The battle over women’s autonomy, especially their reproductive healthcare and decision-making, has always been about much more than simply women’s health and safety. Rather, male power, control, and dominion over women’s reproduction historically served political purposes and entrenched social and cultural norms that framed women’s capacities almost exclusively as service to a husband, mothering, reproducing, and sexual chattel. For example, tort law carved out specific remedies for husbands who suffered the loss of their wives’ servitude and sex under the loss of consortium cause of action. Historically, loss of consortium litigation provided economic remedies only for husbands. This law derives from the legal premise that the husband is the master of the wife. She is his servant. Thus, when wives suffered a physical injury, husbands could file suit against third parties for the “loss” of their wives’ servitude, companionship, and sex. Most Black women, their mothers, and daughters encountered or directly suffered the physical norms and conditions of that cruel enterprise, including physical bondage, food deprivation, and physical torture (whippings, brining, and amputations of fingers and toes). They also endured reproductive coercion and terror, including sexual assaults, rapes, forced reproduction, and stripping away of offspring.

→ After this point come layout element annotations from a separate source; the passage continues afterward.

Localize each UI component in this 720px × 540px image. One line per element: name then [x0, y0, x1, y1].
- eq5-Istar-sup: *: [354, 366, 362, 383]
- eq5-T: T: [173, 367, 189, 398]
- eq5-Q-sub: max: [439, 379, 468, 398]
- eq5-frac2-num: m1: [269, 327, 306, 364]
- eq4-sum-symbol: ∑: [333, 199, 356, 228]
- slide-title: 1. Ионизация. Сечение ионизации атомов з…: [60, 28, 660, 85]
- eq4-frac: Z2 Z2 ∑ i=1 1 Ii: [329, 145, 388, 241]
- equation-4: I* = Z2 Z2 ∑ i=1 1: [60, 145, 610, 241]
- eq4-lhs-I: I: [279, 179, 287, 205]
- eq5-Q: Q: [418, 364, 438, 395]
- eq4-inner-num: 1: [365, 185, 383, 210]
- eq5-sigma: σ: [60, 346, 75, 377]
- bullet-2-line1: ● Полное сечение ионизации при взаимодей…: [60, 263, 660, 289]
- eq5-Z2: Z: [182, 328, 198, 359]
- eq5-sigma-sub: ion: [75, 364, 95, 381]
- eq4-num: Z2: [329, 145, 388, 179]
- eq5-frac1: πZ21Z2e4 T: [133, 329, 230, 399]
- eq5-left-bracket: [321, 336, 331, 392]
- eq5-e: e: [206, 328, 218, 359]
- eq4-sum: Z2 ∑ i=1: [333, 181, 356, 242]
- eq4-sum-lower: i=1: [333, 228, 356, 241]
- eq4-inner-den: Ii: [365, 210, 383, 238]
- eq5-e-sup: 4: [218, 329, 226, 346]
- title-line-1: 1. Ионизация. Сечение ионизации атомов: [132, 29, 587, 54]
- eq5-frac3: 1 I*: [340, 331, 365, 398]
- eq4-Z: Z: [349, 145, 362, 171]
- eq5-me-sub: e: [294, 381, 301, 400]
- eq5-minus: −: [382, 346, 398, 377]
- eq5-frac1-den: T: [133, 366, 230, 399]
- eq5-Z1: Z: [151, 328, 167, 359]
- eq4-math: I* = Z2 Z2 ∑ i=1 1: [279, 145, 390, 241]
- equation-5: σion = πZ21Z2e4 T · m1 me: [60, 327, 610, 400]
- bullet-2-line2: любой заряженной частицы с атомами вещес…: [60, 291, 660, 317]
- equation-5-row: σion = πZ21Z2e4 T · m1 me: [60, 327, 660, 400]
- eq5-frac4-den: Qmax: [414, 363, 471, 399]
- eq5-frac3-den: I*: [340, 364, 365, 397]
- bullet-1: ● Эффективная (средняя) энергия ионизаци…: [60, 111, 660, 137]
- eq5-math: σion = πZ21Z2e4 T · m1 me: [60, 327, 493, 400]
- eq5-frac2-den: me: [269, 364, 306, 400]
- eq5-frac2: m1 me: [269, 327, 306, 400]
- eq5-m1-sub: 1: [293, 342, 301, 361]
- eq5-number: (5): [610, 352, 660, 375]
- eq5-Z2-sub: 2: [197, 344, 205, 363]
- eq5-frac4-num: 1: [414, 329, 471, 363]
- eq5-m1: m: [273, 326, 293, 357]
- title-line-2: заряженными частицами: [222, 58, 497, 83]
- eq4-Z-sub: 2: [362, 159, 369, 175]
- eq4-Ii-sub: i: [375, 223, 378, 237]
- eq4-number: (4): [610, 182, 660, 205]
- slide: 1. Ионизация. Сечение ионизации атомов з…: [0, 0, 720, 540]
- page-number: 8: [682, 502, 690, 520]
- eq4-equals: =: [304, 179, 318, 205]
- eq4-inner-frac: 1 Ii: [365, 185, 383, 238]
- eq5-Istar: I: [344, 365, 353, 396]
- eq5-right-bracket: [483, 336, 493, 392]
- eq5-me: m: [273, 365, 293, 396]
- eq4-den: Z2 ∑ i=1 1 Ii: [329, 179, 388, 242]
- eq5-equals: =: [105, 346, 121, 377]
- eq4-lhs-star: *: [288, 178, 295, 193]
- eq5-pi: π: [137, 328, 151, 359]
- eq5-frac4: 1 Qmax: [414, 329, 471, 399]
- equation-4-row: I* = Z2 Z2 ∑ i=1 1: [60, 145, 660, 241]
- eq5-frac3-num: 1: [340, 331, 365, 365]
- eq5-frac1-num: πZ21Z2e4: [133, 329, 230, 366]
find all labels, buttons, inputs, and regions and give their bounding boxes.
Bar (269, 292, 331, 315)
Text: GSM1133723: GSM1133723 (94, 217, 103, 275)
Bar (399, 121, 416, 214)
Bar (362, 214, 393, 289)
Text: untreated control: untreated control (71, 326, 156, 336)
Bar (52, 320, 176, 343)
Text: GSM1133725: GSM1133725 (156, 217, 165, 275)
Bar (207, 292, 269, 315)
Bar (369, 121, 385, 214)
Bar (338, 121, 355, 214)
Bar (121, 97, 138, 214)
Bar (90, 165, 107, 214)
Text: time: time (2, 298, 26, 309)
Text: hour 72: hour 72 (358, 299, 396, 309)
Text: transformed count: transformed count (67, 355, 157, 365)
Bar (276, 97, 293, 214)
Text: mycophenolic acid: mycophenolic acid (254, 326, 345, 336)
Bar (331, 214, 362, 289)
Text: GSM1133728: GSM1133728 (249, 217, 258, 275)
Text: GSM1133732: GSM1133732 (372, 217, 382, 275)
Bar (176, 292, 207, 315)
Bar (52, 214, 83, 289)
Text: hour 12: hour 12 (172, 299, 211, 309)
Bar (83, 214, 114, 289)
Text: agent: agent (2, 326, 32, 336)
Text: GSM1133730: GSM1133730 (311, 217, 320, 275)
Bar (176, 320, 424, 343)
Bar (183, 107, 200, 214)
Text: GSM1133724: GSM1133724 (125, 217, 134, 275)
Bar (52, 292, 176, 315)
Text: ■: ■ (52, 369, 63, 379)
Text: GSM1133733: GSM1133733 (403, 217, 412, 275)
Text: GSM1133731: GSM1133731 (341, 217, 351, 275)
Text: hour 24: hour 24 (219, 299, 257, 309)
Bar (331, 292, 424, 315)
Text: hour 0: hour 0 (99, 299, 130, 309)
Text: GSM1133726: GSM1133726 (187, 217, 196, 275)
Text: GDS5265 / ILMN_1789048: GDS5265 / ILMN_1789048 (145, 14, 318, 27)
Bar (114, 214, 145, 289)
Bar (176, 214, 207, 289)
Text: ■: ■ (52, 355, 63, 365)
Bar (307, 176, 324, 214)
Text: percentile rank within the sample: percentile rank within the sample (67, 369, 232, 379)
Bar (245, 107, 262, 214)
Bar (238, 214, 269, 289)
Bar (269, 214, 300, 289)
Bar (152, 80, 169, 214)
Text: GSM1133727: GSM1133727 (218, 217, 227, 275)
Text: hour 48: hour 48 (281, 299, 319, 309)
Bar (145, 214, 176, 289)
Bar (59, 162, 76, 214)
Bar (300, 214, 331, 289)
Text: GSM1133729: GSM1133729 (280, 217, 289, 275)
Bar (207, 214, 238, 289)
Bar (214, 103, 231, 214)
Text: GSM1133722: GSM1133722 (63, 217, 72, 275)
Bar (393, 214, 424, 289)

For all the important and even urgent attention to reproductive rights, focused on preserving abortion access in an era of political and judicial backlash, far less advocacy protects the interests of women who wish to remain pregnant. That is, abortion rights are the primary focus of reproductive privacy advocacy movements in the United States and have been for some time. Arguably, abortion has become so fundamentally intertwined linguistically and conceptually with the terminology of “reproductive privacy” and “reproductive rights” that little else fits within the taxonomy. One might even argue that the right to be free from government intervention in pregnancy has been excised from the framework of reproductive rights altogether, as some feminist scholars now refer to pregnancy preference as “birth activism” rather than as a part of the bundle of rights framed within reproductive privacy. Pro-choice, or even to exercise choice, within this narrow conception of reproductive rights serves only to affirm an abortion right. The reductive meaning of having choice is the ability to exercise agency over pregnancy termination. Unfortunately, this approach to reproductive rights suffers significant blind spots; it ignores the spectrum of reproductive health decisions a woman makes and in which she can be subjected to state power.